Domon Ken

Il Maestro del Realismo Giapponese

Per la prima volta fuori i confini del Giappone le fotografie di Domon Ken, considerato un maestro assoluto nel suo paese natale.
La mostra Domon Ken. Il maestro del realismo giapponese al Museo dell'Ara Pacis a Roma è a cura di Rossella Menegazzo, docente di Storia dell’Asia Orientale all’Università degli Studi di Milano e Takeshi Fujimori, direttore artistico del Domon Ken Museum of Photography.

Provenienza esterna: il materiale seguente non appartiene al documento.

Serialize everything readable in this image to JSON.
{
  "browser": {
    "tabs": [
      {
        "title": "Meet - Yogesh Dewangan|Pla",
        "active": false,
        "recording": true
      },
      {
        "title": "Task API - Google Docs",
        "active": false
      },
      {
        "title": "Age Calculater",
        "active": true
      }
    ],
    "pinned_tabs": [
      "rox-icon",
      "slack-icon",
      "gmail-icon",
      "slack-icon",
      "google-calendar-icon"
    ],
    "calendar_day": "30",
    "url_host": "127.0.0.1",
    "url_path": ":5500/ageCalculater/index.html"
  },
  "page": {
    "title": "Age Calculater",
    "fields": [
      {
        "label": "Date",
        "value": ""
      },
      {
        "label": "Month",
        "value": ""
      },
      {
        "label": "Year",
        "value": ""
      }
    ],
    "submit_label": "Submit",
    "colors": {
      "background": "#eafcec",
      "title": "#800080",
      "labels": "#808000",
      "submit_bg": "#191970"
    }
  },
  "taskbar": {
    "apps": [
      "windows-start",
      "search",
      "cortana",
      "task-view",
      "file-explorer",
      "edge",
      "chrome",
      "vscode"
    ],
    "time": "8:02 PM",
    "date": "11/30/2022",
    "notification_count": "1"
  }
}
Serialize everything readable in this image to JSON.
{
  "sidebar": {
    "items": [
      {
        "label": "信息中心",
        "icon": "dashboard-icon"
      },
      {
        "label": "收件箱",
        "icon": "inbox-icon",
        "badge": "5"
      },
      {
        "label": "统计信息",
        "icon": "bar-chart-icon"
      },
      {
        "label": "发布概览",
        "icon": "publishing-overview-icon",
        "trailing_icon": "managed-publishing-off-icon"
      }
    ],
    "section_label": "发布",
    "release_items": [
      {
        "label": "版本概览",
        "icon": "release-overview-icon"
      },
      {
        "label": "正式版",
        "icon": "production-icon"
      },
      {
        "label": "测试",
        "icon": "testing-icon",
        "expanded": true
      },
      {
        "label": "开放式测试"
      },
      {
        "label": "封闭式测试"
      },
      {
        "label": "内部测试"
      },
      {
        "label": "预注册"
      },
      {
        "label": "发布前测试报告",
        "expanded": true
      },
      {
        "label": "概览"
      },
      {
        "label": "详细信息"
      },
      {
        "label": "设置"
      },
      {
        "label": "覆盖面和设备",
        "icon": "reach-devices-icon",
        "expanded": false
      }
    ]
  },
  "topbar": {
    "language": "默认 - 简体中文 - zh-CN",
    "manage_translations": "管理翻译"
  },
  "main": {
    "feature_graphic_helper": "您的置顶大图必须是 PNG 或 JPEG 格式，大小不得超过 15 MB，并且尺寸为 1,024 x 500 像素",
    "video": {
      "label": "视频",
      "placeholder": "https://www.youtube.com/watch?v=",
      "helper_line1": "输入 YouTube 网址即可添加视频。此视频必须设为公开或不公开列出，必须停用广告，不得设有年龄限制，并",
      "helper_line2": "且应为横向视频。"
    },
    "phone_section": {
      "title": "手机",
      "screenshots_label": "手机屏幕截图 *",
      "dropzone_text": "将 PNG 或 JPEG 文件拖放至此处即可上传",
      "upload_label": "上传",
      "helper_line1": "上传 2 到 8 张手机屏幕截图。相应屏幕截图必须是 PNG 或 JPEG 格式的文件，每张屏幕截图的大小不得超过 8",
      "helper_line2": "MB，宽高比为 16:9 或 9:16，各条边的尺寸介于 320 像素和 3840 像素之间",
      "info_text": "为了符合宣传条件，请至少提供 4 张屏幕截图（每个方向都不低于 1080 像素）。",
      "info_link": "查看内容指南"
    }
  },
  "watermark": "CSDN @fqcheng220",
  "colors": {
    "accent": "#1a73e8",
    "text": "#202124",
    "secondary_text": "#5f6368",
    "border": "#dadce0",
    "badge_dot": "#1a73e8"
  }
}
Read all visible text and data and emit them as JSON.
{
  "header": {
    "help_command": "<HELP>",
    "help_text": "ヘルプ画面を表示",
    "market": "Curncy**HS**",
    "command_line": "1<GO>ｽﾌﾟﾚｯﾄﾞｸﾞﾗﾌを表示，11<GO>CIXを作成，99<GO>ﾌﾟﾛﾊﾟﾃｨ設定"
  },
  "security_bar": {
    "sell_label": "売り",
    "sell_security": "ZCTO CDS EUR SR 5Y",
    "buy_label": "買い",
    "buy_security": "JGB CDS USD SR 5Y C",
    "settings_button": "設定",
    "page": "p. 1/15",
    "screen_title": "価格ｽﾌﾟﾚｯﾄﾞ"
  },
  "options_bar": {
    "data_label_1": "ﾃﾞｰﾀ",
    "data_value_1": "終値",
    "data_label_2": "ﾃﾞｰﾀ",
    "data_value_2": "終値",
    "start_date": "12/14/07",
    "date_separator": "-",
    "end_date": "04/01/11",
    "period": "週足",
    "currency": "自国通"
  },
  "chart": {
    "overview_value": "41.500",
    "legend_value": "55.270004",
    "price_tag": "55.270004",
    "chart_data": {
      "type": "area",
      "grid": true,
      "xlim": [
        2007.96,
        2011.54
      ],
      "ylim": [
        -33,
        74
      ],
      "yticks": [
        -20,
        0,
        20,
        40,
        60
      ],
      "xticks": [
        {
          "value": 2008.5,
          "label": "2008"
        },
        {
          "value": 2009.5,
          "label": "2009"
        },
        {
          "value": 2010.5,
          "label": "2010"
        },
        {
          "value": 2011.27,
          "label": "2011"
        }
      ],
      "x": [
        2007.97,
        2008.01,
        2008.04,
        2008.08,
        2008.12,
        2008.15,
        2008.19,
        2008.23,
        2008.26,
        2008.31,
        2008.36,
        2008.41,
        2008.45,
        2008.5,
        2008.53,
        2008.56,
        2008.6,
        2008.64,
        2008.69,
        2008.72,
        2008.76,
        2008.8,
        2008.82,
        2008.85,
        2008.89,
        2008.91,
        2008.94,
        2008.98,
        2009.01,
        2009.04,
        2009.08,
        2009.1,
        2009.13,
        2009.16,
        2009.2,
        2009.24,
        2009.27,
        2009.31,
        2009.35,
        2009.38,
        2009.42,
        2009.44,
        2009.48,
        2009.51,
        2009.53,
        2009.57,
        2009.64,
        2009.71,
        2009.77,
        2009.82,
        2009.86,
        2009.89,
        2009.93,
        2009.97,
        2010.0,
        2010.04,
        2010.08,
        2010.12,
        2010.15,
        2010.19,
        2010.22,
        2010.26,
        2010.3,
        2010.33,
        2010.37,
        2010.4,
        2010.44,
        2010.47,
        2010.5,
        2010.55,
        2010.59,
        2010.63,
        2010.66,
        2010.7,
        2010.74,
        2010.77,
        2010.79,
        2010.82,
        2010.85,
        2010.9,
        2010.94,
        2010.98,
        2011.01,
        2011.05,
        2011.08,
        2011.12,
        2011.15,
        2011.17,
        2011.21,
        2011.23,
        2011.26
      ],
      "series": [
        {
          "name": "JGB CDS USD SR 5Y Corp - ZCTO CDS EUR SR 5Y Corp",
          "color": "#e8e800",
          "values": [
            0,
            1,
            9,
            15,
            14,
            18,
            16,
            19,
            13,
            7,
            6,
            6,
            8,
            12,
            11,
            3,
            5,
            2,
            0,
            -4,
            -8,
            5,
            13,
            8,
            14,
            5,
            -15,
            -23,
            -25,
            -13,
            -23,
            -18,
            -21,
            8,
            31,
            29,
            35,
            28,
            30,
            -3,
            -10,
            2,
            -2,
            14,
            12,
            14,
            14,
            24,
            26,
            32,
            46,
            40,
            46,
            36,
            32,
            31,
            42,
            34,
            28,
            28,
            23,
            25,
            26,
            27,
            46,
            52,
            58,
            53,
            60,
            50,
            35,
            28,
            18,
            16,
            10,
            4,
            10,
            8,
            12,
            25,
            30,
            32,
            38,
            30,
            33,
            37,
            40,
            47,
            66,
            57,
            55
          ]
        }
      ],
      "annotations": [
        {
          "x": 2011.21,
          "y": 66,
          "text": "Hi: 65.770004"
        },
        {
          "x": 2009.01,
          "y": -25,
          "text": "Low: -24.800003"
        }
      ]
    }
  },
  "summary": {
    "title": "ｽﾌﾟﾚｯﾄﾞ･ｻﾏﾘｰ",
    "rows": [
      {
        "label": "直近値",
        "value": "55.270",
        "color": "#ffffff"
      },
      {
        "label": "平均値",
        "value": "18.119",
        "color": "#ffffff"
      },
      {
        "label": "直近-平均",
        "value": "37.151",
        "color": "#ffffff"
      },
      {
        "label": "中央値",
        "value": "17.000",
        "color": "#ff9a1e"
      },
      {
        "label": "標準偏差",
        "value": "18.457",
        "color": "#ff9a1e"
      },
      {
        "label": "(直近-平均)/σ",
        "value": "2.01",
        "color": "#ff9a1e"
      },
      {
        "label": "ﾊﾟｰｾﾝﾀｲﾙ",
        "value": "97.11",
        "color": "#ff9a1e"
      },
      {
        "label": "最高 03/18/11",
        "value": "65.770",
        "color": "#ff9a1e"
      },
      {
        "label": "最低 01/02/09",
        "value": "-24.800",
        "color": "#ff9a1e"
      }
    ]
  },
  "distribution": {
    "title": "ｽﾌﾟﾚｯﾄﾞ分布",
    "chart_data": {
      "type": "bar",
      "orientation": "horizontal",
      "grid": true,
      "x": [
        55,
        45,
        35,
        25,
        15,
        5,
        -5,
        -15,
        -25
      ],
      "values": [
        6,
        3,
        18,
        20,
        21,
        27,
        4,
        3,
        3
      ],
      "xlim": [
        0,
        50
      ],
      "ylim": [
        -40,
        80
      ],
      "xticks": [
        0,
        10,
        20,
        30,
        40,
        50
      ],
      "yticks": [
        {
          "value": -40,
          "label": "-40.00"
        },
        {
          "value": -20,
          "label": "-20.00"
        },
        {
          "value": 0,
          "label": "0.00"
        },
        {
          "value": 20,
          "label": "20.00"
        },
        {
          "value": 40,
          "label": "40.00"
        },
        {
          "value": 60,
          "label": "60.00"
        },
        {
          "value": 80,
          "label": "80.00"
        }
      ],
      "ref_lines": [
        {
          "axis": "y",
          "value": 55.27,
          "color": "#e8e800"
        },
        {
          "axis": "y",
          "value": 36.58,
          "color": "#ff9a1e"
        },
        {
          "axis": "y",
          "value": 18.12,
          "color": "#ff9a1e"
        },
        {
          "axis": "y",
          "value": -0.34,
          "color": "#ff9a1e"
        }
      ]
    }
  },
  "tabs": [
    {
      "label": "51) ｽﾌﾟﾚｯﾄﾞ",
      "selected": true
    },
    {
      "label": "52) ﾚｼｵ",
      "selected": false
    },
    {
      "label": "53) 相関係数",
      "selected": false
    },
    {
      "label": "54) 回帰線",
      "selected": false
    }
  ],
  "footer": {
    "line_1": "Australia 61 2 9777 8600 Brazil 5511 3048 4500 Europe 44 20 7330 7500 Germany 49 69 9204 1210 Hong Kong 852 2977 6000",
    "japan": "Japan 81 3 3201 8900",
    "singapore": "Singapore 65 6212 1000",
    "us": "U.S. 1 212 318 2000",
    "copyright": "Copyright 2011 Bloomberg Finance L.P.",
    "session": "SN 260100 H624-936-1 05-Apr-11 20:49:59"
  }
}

La mostra presenta una rassegna di tutta la carriera del fotografo, attraverso 150 scatti selezionati fra i progetti e le pubblicazioni editoriali più significative fra quelle realizzate negli anni. Suddivisa in diversi percorsi tematici, l’esposizione mostra al pubblico le stampe dei reportage realizzati da Domon Ken da prima della Seconda Guerra Mondiale, fino alle testimonianze dei sopravvissuti di Hiroshima.
Dopo un esordio da fotografo a soli 24 anni, nel 1933, Domon Ken entra a far parte del prestigioso Studio Nippon Kōbō di Ginza. I suoi primi servizi sono condizionati dalle pressioni del governo, che li subordina alle proprie esigenze propagandistiche. Con lo scoppio della Seconda Guerra Mondiale, Domon Ken si allontana dalla scena pubblica e si dedica alle arti, come quella del teatro dei burattini giapponesi, e alle architetture religiose dei templi. Dalla fine degli anni ’40, però, torna con prepotenza a realizzare reportage a carattere sociale, dedicandosi alla documentazione dell’occidentalizzazione delle mode, delle condizioni di miseria delle fasce più povere di Tokyo e dei villaggi di minatori a sud del Giappone, ripresi attraverso la vita dei bambini, per culminare con le testimonianze dei sopravvissuti alla tragica esplosione della bomba atomica di Hiroshima.
Un capitolo a parte, poi, è il suo interesse verso gli antichi templi giapponesi, visitati e fotografati da Domon Ken a partire dal 1939 e fino a tutti gli anni ’70. Le immagini dei suoi pellegrinaggi ai templi da un lato documentano le bellezze architettoniche e paesaggistiche di questi luoghi, da un altro l’evoluzione del mezzo fotografico.
Tutto il suo lavoro mantiene sempre alcuni caratteri autobiografici, pur avendo lui deciso fermamente di realizzare delle immagini documentaristiche che non si abbandonassero a giudizi o a sentimenti di compassione. Eppure la morte della sua secondogenita nel 1946 lo spinge a fotografare maggiormente i bambini, un’emorragia cerebrale nel 1959 lo costringe all’uso del treppiede e una seconda emorragia nel 1968 lo lascia sulla sedia a rotelle, causando un deciso cambiamento stilistico dovuto all’abbassamento del punto di vista delle sue immagini.